For instance, a foreign object left inside a surgical site may not immediately cause any discomfort or symptoms. Similarly, your surgeon may have performed your operation in a negligent manner, but this may not become apparent until some time later.
The discovery rule operates by tolling, or pausing, the commencement of the statute of limitations in your case until you become aware that you got injured. The rule also starts the statute of limitations on the date a reasonable person in your circumstances should have become aware of your injury.
In the case of a foreign object left inside you after surgery, the discovery rule gives you one year from the date the foreign object was discovered or should have been discovered to file your lawsuit. This alternate time period functions in the same way and with the same effect as the regular statute of limitations.
This rule gives you additional time to begin a lawsuit when your injury is not immediately apparent but does not give you license to ignore symptoms or signs that you have been hurt. You must still exercise reasonable diligence in getting evaluated and treated if you notice signs of an injury.
Unable to Exercise Your Rights
Suppose your hospital injury results in you not being physically or mentally capable of understanding your legal rights and taking action. In that case, the statute of limitations may be tolled until you have recovered.
For instance, if a medical error causes you to fall into a coma, the statute of limitations for any medical malpractice case you might have would only start to run once you emerge from your coma and realize the nature of your injury.
Note that this exception will only apply when a competent professional makes a valid physical or mental diagnosis. Feeling unmotivated or being in pain will not extend the statute of limitations.
Finally, if you are receiving a course of treatment at a hospital from a doctor or surgeon, the statute of limitations for an injury would not begin to run until the course of treatment ended. This scenario would be true even if the first round of treatment was the round that caused you injury, and every subsequent round was administered to you correctly.
Suppose that you are hospitalized for severe injuries that require multiple surgeries to address. One of the first surgeries you undergo is performed incorrectly, and you suffer an internal injury.
You undergo several additional surgeries, each performed competently and carefully, and six months later, your surgeries are complete. In this case, the statute of limitations would begin to run at the point of completion of your last surgery.
Other circumstances could justify an extension of the statute of limitations to file suit against a hospital.
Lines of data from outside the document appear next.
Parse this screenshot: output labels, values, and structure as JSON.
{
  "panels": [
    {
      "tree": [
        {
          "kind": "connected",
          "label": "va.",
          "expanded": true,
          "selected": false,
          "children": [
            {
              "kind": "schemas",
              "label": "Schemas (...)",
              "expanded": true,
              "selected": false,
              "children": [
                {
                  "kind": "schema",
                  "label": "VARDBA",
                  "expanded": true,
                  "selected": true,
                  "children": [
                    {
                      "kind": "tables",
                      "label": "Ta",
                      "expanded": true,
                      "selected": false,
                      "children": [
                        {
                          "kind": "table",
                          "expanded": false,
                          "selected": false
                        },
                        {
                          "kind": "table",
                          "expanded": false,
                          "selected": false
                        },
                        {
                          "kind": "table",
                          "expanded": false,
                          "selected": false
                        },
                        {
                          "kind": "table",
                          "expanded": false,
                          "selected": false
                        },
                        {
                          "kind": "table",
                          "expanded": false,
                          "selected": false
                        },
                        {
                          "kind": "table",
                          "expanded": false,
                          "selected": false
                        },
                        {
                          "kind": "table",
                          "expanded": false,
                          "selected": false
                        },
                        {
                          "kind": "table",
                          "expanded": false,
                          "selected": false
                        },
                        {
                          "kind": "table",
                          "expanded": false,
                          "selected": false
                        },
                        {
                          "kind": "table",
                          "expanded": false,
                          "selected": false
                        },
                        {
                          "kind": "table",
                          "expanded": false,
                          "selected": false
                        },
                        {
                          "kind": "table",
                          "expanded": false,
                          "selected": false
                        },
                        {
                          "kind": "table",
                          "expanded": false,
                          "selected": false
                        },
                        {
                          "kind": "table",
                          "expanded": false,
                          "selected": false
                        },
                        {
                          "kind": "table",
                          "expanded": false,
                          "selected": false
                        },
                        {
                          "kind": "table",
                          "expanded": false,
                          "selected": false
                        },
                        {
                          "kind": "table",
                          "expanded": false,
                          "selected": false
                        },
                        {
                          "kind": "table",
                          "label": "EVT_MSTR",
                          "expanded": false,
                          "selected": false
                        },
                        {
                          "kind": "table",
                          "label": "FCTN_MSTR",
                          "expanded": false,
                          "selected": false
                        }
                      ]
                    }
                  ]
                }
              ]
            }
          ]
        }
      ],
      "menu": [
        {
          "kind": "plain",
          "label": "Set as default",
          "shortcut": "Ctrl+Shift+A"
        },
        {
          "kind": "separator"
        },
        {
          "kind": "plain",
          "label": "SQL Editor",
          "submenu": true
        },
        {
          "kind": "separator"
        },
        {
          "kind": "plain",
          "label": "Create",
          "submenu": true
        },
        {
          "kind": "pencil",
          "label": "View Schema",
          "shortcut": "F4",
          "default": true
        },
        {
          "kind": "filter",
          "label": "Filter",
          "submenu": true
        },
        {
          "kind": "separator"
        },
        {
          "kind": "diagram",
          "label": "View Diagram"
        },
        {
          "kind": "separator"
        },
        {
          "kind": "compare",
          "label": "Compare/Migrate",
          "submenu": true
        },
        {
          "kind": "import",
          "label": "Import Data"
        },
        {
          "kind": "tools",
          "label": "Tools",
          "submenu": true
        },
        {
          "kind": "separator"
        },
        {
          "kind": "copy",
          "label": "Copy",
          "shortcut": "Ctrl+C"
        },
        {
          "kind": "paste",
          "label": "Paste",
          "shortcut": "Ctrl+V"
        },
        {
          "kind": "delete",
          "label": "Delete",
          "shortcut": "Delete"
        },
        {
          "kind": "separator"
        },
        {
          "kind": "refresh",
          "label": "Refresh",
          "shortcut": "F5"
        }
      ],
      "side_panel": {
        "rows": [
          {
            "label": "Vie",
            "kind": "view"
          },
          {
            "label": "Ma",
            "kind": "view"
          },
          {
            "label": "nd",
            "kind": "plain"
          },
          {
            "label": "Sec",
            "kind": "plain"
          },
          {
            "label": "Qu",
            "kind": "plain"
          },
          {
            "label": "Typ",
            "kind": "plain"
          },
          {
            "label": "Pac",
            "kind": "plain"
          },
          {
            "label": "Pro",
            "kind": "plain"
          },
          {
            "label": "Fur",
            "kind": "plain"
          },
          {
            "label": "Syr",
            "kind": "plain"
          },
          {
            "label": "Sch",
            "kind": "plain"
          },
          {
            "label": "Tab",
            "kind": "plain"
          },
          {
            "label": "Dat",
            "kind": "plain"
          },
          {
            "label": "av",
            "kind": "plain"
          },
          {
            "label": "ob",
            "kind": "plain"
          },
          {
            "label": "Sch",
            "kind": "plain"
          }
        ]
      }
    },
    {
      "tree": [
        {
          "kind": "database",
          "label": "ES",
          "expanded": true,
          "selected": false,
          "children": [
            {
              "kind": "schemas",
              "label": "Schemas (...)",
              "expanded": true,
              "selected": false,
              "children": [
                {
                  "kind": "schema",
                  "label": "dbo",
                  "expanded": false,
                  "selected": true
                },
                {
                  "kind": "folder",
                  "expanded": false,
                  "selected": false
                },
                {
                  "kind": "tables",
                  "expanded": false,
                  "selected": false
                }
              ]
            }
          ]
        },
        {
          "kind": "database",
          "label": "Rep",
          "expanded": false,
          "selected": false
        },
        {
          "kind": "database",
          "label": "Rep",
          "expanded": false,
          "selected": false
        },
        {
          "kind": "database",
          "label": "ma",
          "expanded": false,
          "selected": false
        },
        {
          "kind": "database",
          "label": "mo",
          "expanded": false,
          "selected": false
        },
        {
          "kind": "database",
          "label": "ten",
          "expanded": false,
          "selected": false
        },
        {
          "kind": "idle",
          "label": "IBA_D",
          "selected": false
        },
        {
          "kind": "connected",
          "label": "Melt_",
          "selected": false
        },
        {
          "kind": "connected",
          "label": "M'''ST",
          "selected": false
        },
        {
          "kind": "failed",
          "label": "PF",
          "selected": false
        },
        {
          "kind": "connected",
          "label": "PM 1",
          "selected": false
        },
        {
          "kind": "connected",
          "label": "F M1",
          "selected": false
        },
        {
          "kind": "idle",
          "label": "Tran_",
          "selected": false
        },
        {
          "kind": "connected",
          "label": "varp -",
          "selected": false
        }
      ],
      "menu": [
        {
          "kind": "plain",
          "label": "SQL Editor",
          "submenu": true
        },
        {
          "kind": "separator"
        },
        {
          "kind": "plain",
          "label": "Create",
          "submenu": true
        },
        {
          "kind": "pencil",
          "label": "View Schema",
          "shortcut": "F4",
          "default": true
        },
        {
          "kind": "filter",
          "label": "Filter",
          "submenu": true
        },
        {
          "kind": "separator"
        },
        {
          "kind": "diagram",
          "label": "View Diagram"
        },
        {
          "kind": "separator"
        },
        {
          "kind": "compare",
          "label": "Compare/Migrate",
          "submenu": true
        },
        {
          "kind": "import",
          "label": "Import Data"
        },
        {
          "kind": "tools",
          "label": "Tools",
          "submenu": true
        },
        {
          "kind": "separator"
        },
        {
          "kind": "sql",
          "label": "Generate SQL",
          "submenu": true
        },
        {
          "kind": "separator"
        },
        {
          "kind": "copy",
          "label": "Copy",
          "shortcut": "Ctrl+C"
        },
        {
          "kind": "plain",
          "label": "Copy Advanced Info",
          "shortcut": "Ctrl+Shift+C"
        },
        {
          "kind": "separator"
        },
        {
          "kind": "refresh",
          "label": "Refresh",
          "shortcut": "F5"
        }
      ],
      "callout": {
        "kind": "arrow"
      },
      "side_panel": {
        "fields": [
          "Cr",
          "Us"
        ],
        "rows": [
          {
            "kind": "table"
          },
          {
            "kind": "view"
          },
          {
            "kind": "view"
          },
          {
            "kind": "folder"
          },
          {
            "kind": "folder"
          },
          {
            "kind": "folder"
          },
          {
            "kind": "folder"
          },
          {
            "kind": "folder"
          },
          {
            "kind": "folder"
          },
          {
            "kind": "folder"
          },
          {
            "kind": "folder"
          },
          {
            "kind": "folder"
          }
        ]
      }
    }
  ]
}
The best practice is to hire a medical malpractice lawyer quickly and avoid running afoul of the statute of limitations.
But even if you believe you may have exceeded the statute of limitations, you should still talk with an experienced attorney about your options.
Other Ways a New York Medical Malpractice Lawyer Can Help You
When you retain an attorney to help you with your claim against a hospital, your attorney can do much more for you than ensure that your suit gets filed in compliance with the statute of limitations.
Your lawyer can investigate the circumstances surrounding your accident or injury, collect the evidence needed to prove your claim, depose witnesses with knowledge of the incident, and represent you in court. Your medical malpractice lawyer can also engage in settlement negotiations with the hospital and other responsible parties while simultaneously preparing to file your case. Your personal injury lawyer in Bronx can do this while you focus on your recovery and return to good health.